Seattle Times letters to the editor

August 16, 2013 at 7:26 AM

Clothesline conflict in Washington homes

Clotheslines are energy-efficient, quiet

A pail of clothspins that Ella Burnham of North Bend has been using for years. [Steve Ringman, The Seattle Times.]

A pail of clothspins that Ella Burnham of North Bend has been using for years. [Steve Ringman, The Seattle Times.]

My clean clothes hanging in the sunshine in the privacy of my backyard are not “litter, trash and junk.” [“Clothesline crusaders call laundry flap overblown,” page one, Aug. 14.]

But look around at all the garage-sale signs that hang on poles for weeks after the event.

You don’t need to look in my backyard, but I have no escape from your signs posted all over town.

Clotheslines are a quiet, energy-efficient way to dry clothes. They aren’t in anyone’s way.

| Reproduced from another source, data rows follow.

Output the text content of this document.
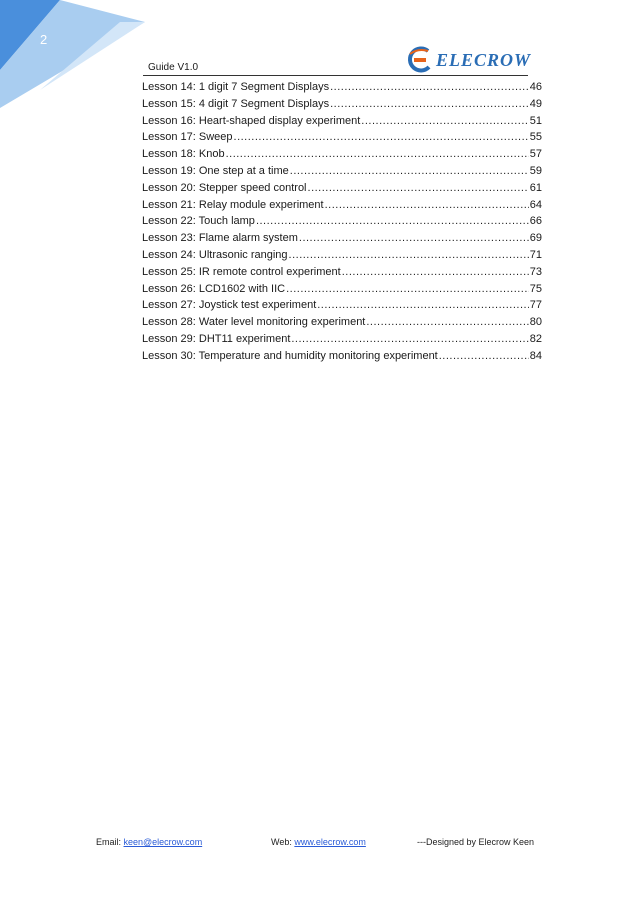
2
Guide V1.0	ELECROW
Lesson 14: 1 digit 7 Segment Displays .....	46
Lesson 15: 4 digit 7 Segment Displays .....	49
Lesson 16: Heart-shaped display experiment .....	51
Lesson 17: Sweep .....	55
Lesson 18: Knob .....	57
Lesson 19: One step at a time .....	59
Lesson 20: Stepper speed control .....	61
Lesson 21: Relay module experiment .....	64
Lesson 22: Touch lamp .....	66
Lesson 23: Flame alarm system .....	69
Lesson 24: Ultrasonic ranging .....	71
Lesson 25: IR remote control experiment .....	73
Lesson 26: LCD1602 with IIC .....	75
Lesson 27: Joystick test experiment .....	77
Lesson 28: Water level monitoring experiment .....	80
Lesson 29: DHT11 experiment .....	82
Lesson 30: Temperature and humidity monitoring experiment .....	84
Email: keen@elecrow.com	Web: www.elecrow.com	---Designed by Elecrow Keen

More people should enjoy this stress-free way of drying their clothes. I only wish I could do it year-round.

Anne Barker, Sammamish

Smelling fresh and saving energy

Ella Burnham, 74, from North Bend, uses the old clothsline that came with her house. [Steve Ringman, The Seattle Times.]

Ella Burnham, 74, from North Bend, uses the old clothsline that came with her house. [Steve Ringman, The Seattle Times.]

I am so glad someone is finally addressing this energy-saving issue.

I live in a community governed by a homeowners association. Though I am happy I am living there, they too ban clotheslines. I ignore that and still hang my wash out (weather permitting). There’s nothing like fresh-smelling sheets to sleep on.

So far, I have been lucky and have not been cited.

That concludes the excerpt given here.